Andy Mitchell’s insightful column Sept. 25, 2000, explored the role that major corporations have in students’ education: they fund us. Just looking around campus, the buildings are a who’s-who of major St. Louis megacorps: Mallinckrodt, Monsanto Anheuser-Busch and McDonnell-Douglas.
Mitchell began by presenting a claim from a purported ex-Monsanto employee who advised to only drink organic milk for health reasons. While rightly being skeptical of that claim, Mitchell did give an example of the moral problem inherent in accepting corporate money.
Many corporations with relations to Washington University, he wrote, have done things that don’t jive with the University’s values. Mallinckrodt, for example, “buried thousands of tons of radioactive material and other noxious substances about 10 miles straight west of Washington University,” and never paid for the clean up. McDonnell was a leading manufacturer of military planes.

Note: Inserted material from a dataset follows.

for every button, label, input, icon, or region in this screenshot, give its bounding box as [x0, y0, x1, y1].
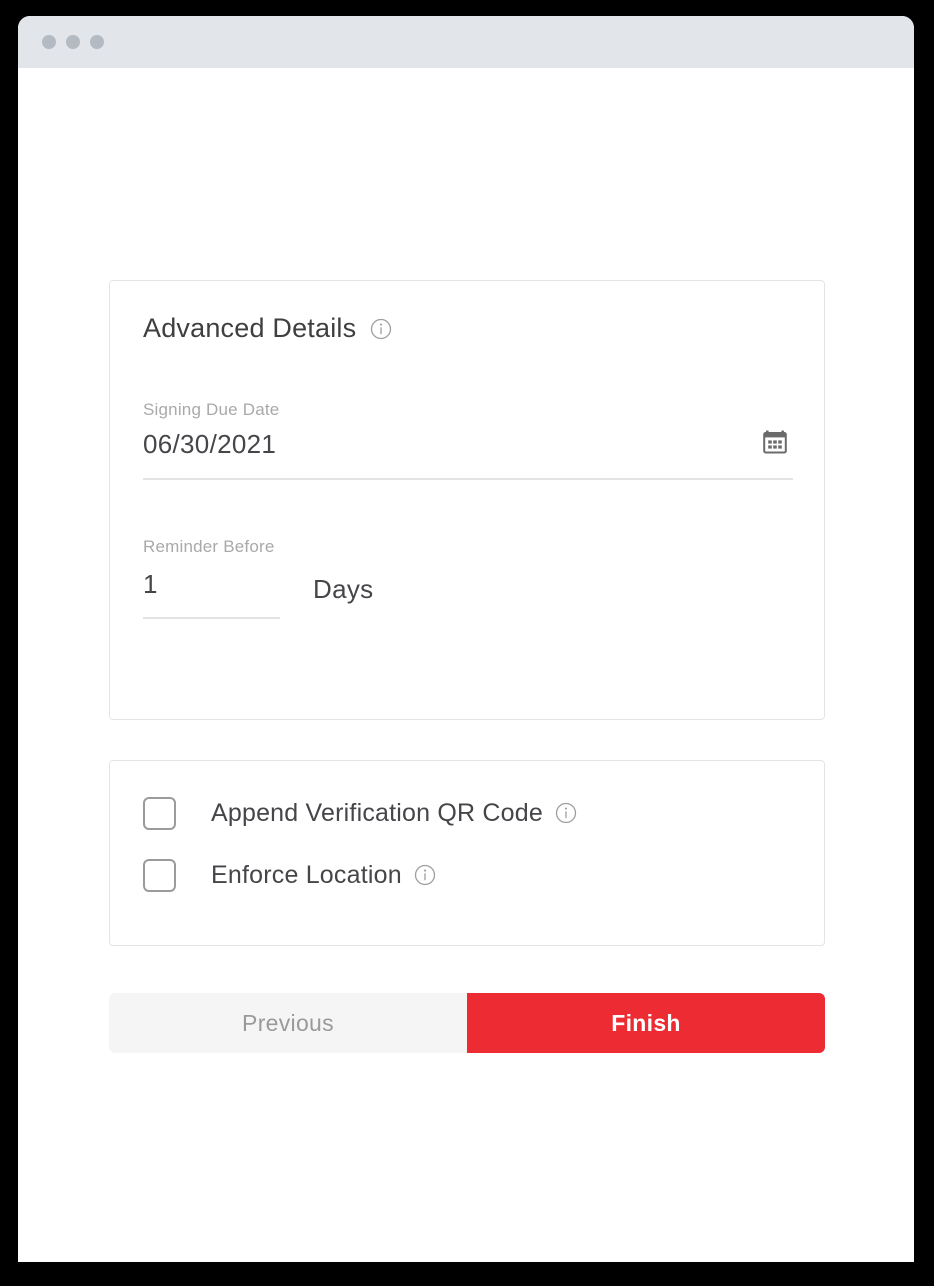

Which is not to say that they are all bad. Monsanto, for example, could solve the global hunger problem with its biotech crops. And its leading product, an herbicide, is one of the most effective and eco-friendly products in its class. Finally, corporations fund much of the scientific research that improves our quality of life.
Some corporations, like Enterprise, now fund students directly through scholarships. Others, like Anheuser-Busch, fund events that both interest and benefit students, including the presidential debate.
The University is deeply entwined in other ways, too. The Board of Trustees is full of corporate leaders, including executives from McDonnell-Douglas, SBC, May Department Stores, Bank of America, Nestl‚ Purina, Laclede Gas, Monsanto, Edward Jones and Mallinckrodt. Corporate contributions comprised the second-largest source of private gifts to the University in fiscal year 2003, barely behind alumni giving, at $24.5 million.
The ethical question remains: should students, directly or via the University, benefit from unethically earned corporate profits? It certainly seems bizarre to name buildings after major polluters, weapons manufacturers and people who don’t want you to know what’s in your vegetables.
But if the University doesn’t get corporate donations, who will pay for, for example, the new cancer research center? Certainly not the government, and parents cannot afford a sharp tuition hike. Alumni might seem plausible-but the major alumni gifts are from alumni that, unsurprisingly, got that money by succeeding in business.
The role of corporations in society and what it means to be a good corporate citizen are two of the most important social questions today. Yet they are exceedingly complex. The University, as a strong partner of business as well as an overseer of tremendous intellectual resources, is in a unique place to lead the effort to resolve these ethical questions.